Por ter sofrido abuso quando criança, eu me senti como vítima durante a maior parte da minha infância. Falando francamente, eu estava satisfeita com esse rótulo, pois me dava um senso de identidade. Era uma sensação de “coitada de mim” que, na minha cabeça, era interpretado como “eu sou especial”.
No final da adolescência, minha identidade passou de “vítima” para “sobrevivente”. Essa postura parecia melhor, mas eu ainda me sentia vulnerável, emocionalmente ferida e irremediavelmente prejudicada devido à conduta de pessoas que faziam parte da minha vida e deveriam ter agido melhor.
Parece que somos o resultado do nosso meio, não é? Uma soma de genética, educação e de nossas experiências passadas. É fácil sentir-se vítima. É fácil assumir essa definição, devido a todas as coisas que aconteceram conosco e que não pudemos controlar.
Mas, quando, aos vinte anos, iniciei a leitura do livro Ciência e Saúde com a Chave das Escrituras, o livro-texto da Ciência Cristã, de Mary Baker Eddy, comecei a aprender que nossa verdadeira identidade não se origina de circunstâncias humanas, ela se origina em Deus. Então aprendi uma forma bem diferente de me definir, ou seja, centrada em Deus, derivada de Deus. Isso afinal acabou me conduzindo a libertar-me dos rótulos limitadores aos quais eu estivera presa.
À medida que fui lendo Ciência e Saúde, comecei a compreender com mais profundidade o fato de que Deus nos criou espiritualmente, como Seus filhos e filhas, e que somos amados a cada momento pelo nosso divino Pai-Mãe. Quer dizer, aquilo que realmente somos não pode mudar, não importa quais sejam nossas experiências. Permanecemos intactos, sadios e completos. Quando aceitamos esse fato como a verdade sobre quem nós somos, podemos começar a revisar a maneira como nós nos vemos.
Isso é completamente diferente de pensar que nossas experiências nos moldam. A realidade espiritual é que não podemos ser vítimas, prejudicados ou danificados, porque o modo como Deus nos criou é indiscutivelmente permanente.
Talvez nos tenham dito que é importante reconhecer que somos vítimas e sobreviventes de coisas terríveis. É claro que não podemos ignorar as coisas ruins que aconteceram conosco e com os outros mas, infelizmente, identificar-se com um problema não liberta ninguém. Mesmo aqueles sentimentos passageiros de achar que temos razão de ser como somos e sentir o que sentimos, devido às experiências ruins, no final não valem a pena, porque nos deixam presos naquele conceito de termos uma identidade danificada, ao invés de nos levar adiante.

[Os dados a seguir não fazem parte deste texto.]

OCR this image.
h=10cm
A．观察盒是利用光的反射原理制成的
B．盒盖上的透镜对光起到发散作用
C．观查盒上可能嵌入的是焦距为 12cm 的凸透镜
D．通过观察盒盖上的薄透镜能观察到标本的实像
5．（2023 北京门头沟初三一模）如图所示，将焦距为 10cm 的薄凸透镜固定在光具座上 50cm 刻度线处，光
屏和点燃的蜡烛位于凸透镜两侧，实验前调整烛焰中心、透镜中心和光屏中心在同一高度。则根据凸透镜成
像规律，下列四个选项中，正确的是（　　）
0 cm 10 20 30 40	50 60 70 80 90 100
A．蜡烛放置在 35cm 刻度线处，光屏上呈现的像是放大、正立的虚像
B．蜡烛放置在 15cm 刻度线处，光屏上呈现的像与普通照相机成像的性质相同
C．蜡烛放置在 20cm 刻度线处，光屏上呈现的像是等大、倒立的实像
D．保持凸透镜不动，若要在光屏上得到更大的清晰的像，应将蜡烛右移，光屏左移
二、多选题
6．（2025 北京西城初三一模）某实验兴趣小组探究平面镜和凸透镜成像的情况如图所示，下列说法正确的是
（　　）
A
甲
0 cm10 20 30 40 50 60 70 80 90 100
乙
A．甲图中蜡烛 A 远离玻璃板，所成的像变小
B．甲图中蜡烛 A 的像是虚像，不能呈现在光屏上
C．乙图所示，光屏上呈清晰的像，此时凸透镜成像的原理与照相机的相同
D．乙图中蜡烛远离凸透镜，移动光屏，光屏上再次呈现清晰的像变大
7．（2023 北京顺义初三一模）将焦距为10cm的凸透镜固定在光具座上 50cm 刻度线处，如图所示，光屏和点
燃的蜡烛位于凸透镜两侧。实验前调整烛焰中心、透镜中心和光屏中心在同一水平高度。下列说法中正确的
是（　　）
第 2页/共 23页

Outro aspecto de pensar que somos vítimas, seja por algum tipo de trauma ou mesmo algum relacionamento que não tenha dado certo, é que abrimos mão de nosso domínio. Ficamos impotentes para fazer algo para sair do problema. Ficamos à mercê das circunstâncias, ou seja, por exemplo, à mercê do que os outros fazem ou não fazem.
Mas, ninguém realmente quer ficar desamparado, nem tem de ficar. A Sra. Eddy nos mostra a saída ao escrever: “Sabei, então, que possuís poder soberano para pensar e agir corretamente e que nada poderá desapossar-vos dessa herança e violar o Amor” (Pulpit and Press [O Púlpito e a Imprensa], p. 3). Para mim, isso significa que podemos decidir se vamos ficar do lado de vítima, ou se vamos pôr nossos pensamentos do lado estabelecido por Deus e fundamentado em Deus.
Quando optamos, mediante a oração, por ver as coisas como Deus as vê — sustentadas e protegidas pelo Amor divino, que é outro nome para Deus, constatamos uma mudança no nosso pensamento. Em vez de acreditar que estamos desamparados, passamos a perceber que o poder de Deus está conosco.
Quando a percepção que temos de nós mesmos se transforma, nossa experiência reflete essa mudança. Em minha vida, quando o conceito sobre mim mesma se tornou mais espiritualmente enraizado, pouco a pouco deixei de ter o sentimento de impotência e passei a sentir-me no controle, deixei de me sentir fraca e passei a reconhecer que sou forte. E nunca mais me senti à mercê das circunstâncias.
Esse tipo de mudança é possível a todos! À medida que elevamos nossa perspectiva de sermos vítimas, ou mesmo sobreviventes, a uma compreensão mais imediata do sempre presente cuidado de Deus para cada um de nós como Seus filhos, encontramos uma identidade plena de satisfação, esperança e possibilidades.